Der Orionnebel ist mit dem bloßen Auge von der Erde im Schwert des Sternbilds Orion zu sehen. Sein Zentrum strahlt hell wie ein Stern, doch eigentlich ist er eine Gaswolke, die hauptsächlich aus Wasserstoffmolekülen besteht. Astronomen fasziniert dieser Nebel, weil er eines der aktivsten Gebiete der Sternentstehung in unserer galaktischen Nachbarschaft ist. An der Uni Köln spähen deshalb Forscherinnen und Forscher am Sonderforschungsbereich 956 »Bedingungen und Auswirkungen der Sternentstehung« mit speziellen Instrumenten in die Tiefen des Nebels.
Wie ein Schneepflug, der die Straßen räumt
Eine Explosion am Ende eines Sternenlebens – die Supernova – galt bislang als entscheidend dafür, wo und wie neue Sterne in der nächsten Generation entstehen. Ein Team unter Kölner Beteiligung hat nun herausgefunden, dass bei diesem Prozess noch andere Kräfte am Werke sind. Dr. Ronan Higgins vom SFB 956 ist Teil dieses Forschungsteams, das von der Universität Leiden geleitet wird. Er und seine Kollegen haben ein überraschendes Phänomen im Orionnebel beobachtet: »Der junge, besonders helle Stern Theta Orionis C erzeugt Winde, die verhindern, dass in seiner Nähe weitere Sterne entstehen«, sagt Higgins. Diese Winde formen Blasen, die das Material für neue Sterne einfach wegwehen. »Das kann man sich vorstellen wie bei einem Schneepflug, der die Straßen in der Nachbarschaft räumt, indem er Schnee an den Rand drückt«, erklärt der Astronom. Dieser Vorgang reguliert und steuert im Orionnebel die Sternentstehung. Während der Wind des jungen Sterns die unmittelbare Nachbarschaft »aufräumt«, drückt er gleichzeitig das Molekulargas an die Ränder des Nebels und bildet neue Regionen aus dicht gepacktem Material. Daraus können sich wiederum in Zukunft neue Sterne bilden.

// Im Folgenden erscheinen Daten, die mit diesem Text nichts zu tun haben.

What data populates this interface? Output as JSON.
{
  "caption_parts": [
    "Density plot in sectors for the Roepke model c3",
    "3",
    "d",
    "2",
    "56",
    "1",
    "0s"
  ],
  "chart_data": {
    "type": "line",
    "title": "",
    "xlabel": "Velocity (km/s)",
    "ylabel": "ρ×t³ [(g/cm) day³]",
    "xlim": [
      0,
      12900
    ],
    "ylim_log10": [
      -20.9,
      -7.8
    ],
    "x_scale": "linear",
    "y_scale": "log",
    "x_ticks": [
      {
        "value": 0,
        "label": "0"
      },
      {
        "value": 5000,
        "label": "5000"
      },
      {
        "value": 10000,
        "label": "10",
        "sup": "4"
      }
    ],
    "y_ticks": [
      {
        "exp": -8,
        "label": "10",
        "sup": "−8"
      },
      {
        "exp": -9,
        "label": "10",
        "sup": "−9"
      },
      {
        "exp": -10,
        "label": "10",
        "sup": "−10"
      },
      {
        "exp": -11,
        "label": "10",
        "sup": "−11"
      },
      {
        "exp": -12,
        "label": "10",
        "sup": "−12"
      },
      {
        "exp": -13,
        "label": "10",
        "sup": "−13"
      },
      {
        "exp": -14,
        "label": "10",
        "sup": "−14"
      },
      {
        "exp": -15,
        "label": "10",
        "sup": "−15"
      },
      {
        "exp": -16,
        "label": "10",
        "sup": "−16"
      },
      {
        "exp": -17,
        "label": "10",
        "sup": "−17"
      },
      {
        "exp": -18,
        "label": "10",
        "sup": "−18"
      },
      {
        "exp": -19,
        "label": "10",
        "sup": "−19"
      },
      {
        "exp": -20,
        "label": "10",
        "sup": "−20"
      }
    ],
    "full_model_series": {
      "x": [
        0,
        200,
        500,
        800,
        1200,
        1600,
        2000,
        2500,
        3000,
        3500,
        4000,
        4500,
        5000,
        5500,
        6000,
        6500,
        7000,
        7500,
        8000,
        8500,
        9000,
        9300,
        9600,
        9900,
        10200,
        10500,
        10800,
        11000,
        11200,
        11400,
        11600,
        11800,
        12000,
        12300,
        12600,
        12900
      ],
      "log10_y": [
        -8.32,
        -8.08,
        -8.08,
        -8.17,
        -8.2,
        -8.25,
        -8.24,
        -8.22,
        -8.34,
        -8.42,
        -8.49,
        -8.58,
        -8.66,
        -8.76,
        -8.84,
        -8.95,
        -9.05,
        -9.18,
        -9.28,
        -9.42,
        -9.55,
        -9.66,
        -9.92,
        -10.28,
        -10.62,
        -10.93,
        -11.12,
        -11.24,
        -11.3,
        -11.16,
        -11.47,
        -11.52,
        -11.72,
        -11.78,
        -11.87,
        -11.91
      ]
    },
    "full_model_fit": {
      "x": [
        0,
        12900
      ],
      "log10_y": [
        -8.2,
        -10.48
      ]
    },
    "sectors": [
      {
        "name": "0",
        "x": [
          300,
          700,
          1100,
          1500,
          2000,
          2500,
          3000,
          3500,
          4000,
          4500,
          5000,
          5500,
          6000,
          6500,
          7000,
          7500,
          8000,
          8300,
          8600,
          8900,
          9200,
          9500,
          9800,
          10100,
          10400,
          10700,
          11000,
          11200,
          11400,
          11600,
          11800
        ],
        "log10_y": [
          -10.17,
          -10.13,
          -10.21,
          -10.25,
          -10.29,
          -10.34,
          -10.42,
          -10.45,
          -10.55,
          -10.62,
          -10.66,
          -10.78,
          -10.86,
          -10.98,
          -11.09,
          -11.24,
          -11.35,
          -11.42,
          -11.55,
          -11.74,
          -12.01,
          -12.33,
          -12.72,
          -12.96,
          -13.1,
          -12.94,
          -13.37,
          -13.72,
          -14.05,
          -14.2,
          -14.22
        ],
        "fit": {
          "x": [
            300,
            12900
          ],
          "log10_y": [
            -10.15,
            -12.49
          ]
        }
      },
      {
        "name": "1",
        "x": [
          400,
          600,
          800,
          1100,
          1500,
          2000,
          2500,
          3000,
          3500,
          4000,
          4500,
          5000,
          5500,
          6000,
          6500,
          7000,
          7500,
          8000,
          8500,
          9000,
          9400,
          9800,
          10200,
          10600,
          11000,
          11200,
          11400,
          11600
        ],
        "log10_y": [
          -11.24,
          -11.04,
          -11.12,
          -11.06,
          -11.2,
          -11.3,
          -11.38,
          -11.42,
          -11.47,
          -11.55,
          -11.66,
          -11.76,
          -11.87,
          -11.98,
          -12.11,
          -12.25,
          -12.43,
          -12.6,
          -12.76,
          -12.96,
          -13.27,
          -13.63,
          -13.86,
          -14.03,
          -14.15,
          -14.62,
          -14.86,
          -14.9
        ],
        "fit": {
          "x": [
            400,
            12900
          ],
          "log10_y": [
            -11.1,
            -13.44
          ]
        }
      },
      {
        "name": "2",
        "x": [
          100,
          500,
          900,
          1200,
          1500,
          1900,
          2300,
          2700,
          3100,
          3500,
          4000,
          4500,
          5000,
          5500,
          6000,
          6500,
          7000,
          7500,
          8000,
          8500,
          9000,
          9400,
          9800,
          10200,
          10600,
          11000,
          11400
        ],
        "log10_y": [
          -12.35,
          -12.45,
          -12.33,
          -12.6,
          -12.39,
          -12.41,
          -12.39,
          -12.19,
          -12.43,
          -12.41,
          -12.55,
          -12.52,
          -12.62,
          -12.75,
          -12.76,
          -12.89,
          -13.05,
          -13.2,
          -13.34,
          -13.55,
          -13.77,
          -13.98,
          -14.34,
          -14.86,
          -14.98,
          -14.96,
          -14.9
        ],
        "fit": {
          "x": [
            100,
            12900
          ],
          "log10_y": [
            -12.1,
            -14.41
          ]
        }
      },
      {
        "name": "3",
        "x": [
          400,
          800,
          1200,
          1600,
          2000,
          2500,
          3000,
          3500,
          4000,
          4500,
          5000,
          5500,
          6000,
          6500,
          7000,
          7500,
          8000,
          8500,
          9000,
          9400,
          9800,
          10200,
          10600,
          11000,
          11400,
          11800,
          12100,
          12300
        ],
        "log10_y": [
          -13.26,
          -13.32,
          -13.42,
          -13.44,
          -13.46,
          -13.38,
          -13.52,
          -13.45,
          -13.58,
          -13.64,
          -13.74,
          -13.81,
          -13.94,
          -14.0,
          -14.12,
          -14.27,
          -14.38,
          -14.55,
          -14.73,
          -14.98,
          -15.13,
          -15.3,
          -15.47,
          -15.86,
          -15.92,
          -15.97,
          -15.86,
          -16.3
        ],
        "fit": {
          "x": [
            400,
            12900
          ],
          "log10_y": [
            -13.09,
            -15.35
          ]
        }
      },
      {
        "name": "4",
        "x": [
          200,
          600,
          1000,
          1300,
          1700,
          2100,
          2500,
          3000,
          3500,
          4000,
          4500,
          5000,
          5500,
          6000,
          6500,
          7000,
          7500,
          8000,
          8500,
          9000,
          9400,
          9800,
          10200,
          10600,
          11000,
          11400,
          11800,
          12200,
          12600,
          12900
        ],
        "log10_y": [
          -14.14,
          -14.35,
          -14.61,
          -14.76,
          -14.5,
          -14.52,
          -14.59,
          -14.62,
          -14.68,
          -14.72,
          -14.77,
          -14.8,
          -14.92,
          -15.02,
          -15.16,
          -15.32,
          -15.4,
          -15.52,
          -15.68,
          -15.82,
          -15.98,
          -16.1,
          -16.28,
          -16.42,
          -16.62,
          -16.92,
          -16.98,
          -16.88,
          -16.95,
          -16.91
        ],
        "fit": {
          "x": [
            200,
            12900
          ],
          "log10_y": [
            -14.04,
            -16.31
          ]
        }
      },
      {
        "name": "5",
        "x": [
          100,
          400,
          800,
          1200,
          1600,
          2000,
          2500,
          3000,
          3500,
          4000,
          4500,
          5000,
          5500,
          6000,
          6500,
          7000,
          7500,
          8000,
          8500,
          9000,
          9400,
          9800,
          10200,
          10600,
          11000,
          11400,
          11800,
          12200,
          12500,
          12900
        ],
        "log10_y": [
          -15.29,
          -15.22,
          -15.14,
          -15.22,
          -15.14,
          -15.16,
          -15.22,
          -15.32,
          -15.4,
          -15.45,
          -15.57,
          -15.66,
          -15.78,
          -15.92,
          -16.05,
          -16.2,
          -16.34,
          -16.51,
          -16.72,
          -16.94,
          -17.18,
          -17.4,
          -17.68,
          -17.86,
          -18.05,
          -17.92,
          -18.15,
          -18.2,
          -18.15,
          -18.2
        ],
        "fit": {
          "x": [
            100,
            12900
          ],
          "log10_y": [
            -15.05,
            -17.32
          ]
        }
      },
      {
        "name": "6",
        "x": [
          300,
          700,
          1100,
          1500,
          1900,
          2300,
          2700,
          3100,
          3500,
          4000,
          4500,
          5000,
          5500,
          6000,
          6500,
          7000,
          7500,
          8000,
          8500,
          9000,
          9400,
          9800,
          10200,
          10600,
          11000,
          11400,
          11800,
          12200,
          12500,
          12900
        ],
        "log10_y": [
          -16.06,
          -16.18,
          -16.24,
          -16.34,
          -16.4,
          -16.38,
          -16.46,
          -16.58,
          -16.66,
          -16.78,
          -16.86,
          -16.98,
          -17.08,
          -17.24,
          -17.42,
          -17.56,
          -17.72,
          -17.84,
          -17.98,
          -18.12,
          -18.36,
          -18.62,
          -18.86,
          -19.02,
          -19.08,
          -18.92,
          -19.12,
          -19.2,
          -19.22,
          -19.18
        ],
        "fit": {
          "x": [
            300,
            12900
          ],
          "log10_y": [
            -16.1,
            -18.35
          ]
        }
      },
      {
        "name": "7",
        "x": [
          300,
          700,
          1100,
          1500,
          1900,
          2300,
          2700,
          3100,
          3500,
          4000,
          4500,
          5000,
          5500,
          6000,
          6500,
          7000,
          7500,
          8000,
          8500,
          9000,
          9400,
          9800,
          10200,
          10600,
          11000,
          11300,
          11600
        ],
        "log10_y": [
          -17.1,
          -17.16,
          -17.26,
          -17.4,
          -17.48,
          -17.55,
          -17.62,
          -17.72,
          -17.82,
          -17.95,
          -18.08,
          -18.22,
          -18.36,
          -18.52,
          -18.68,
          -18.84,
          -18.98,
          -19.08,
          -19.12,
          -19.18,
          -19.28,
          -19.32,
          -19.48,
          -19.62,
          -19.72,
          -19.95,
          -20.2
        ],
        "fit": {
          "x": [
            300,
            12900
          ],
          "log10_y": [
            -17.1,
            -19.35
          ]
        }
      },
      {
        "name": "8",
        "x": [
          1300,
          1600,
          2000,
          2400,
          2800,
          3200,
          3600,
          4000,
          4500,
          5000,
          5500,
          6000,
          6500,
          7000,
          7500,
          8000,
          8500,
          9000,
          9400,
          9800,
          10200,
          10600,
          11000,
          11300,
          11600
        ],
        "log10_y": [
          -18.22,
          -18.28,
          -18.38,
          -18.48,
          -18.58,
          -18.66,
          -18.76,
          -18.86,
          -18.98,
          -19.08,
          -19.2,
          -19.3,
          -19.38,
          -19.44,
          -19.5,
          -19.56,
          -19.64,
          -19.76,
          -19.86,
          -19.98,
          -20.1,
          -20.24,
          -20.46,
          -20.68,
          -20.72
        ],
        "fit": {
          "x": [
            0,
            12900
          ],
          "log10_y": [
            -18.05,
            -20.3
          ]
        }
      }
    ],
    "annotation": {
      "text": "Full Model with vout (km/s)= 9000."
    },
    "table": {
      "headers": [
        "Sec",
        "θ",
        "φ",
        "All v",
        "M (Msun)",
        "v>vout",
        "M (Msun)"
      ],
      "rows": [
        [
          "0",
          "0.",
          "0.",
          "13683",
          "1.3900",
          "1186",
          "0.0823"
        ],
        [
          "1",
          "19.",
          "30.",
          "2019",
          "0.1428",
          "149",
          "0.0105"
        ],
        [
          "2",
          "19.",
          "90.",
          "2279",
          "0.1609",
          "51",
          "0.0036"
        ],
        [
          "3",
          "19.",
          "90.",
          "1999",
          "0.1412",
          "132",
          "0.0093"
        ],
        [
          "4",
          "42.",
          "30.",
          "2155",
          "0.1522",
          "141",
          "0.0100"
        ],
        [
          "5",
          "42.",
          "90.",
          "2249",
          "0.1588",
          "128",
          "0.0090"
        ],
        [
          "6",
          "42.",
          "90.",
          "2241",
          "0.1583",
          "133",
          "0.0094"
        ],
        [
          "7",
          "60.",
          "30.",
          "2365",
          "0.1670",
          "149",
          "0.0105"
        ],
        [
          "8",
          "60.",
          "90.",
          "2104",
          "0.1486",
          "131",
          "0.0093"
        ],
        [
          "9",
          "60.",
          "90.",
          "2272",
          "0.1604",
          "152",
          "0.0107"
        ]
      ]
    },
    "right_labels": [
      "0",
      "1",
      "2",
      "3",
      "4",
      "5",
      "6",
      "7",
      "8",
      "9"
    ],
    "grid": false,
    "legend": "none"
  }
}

Das Stratosphären-Observatorium schaut tief in den Nebel
Um diese Vorgänge überhaupt untersuchen zu können, mussten die Astronomen tief in den Orionnebel schauen. Und das ist nicht einfach, denn ein Gasschleier verdeckt den direkten Blick ins Innere. Infrarotes Licht kann diesen Schleier zwar durchdringen, bei Beobachtungen vom Boden aus wird dieses Licht aber vom Wasserdampf der Erdatmosphäre abgeblockt. Die Lösung: In etwa 13 Kilometern Höhe über den Wasserdampf hinweg fliegen.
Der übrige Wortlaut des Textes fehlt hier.